Не он. Не он! Человек лет шестидесяти – шестидесяти пяти ничем не примечательной внешности, с лысиной и брюшком, оттягивающим сорочку под расстегнутым пиджаком, лучась милой шкодливой улыбкой, извинился за нарушение регламента заседания, сказал, что на дерзкое вторжение его подвигло необоримое желание засвидетельствовать свое искреннее почтение высокому собранию, сослался на понятную робость, овладевшую им, когда ему в последнюю перед выступлением минуту стало известно, что о Чиграшове уже держал речь в этой аудитории – и кто? – сам Криворотов! Словом, симпатяга с ходу обаял ученую публику, включая, разумеется, и меня.

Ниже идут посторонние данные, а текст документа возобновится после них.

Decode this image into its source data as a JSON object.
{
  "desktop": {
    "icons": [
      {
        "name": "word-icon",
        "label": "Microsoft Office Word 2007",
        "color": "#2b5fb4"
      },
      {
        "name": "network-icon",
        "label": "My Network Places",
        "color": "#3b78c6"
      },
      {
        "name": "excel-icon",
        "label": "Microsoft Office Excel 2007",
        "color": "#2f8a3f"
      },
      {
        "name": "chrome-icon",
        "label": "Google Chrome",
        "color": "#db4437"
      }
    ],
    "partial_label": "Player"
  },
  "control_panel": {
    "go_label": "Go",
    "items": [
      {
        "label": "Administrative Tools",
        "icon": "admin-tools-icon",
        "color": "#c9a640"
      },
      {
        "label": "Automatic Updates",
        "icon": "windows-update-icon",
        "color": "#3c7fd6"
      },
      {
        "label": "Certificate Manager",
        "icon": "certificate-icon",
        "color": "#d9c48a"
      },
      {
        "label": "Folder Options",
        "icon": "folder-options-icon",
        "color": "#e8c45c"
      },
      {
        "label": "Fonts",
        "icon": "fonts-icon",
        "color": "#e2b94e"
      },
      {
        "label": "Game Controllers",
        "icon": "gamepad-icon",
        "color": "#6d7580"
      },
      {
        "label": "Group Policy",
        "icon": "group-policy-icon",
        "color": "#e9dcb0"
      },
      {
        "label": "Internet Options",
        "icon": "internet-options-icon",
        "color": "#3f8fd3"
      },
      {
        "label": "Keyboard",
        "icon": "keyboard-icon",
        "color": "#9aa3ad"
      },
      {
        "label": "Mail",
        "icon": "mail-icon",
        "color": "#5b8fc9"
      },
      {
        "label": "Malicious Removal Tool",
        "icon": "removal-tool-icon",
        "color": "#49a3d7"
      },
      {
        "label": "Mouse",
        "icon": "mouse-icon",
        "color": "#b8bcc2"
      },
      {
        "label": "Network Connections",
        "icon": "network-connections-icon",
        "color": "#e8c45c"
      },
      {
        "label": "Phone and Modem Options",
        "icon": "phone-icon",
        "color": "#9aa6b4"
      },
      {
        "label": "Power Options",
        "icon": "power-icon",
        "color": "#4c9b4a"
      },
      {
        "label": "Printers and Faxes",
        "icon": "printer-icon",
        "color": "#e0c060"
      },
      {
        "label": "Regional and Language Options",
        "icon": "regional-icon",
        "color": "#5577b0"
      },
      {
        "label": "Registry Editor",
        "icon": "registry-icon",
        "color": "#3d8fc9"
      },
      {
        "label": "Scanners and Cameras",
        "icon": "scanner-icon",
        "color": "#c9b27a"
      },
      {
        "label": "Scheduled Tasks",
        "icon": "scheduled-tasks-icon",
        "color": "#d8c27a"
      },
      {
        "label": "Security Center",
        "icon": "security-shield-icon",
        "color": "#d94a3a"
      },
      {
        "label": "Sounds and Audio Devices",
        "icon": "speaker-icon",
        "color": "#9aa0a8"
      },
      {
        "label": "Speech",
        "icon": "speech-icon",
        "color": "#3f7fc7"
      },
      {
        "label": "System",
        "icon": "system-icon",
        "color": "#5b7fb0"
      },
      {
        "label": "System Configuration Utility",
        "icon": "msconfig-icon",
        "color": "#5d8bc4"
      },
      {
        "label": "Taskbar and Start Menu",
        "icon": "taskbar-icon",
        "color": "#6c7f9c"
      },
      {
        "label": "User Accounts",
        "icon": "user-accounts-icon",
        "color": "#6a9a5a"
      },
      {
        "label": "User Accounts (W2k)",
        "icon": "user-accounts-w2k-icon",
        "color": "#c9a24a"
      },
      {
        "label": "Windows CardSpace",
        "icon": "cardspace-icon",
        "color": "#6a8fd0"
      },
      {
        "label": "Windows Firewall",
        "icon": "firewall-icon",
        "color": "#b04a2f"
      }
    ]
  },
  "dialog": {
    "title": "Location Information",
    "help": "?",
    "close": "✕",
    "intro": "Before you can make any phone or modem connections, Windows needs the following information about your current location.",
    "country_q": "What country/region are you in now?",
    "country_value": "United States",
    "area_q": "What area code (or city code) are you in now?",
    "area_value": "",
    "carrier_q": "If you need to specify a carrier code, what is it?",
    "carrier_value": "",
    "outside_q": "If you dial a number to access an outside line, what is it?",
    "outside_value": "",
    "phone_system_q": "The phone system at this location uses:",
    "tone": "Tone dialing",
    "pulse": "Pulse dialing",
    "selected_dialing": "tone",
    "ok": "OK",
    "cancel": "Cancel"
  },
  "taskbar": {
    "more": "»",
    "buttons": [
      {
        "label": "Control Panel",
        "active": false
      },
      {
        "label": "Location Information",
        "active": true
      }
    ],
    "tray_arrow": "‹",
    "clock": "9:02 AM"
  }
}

И все-таки он. Не в смысле, что Никита, а именно тот Никитин, не однофамилец. Ибо первые же фразы доклада, последовавшего за витиеватым псевдосмиренным вступлением, обнаружили хорошо знакомую мне исследовательскую хватку: наблюдательность с душком (довольно саморазоблачительную, если вдуматься); никаких благоглупостей, напротив, обращение с автором, как с заведомым мошенником, которого можно и нужно вывести на чистую воду; аргументация ниже пояса – иногда и в прямом смысле. Я не сторонник этой, с позволения сказать, методы, но слушать из зала или читать – одно наслаждение. Так я и слушал: с несколько порочным удовольствием, помноженным на благодарность – как-никак докладчик, сам того не ведая, избавил меня от затяжной мании преследования.
Названный попросту – «Свобода и закон» – доклад, очень по-никитински, являлся крайне интимным погружением в предмет разговора – творчество и личность Чиграшова. Помянут был цикл стихотворений «Белый клык», от которого переброшен мостик к джеклондоновскому герою, тоже полукровке; имелась в виду, конечно же, профессиональная – ловко! – принадлежность отца Чиграшова к «волчьей стае». Отсюда делались выводы об амбивалентном отношении покойного поэта к проблеме, вынесенной в заголовок выступления. Уже через минуту Никитин походя ссорил Чиграшова с Ходасевичем, доводя до мировоззренческих обобщений слова последнего о законе и свободе, сказанные им применительно к четырехстопному ямбу. А там было рукой подать до пушкинских «покоя и воли» в трактовке Набокова – на примере оды «Вольность», «Онегина» и «Из Пиндемонти». И вся эта хулиганская ученость лихо балансировала на грани шарлатанства. Трюкач, но талантлив, собака, ничего не попишешь, а то я уже малость притомился от наукообразия предыдущих докладов и концепций без изюминки. Никитин сорвал заслуженные аплодисменты и подтвердил свое реноме возмутителя спокойствия.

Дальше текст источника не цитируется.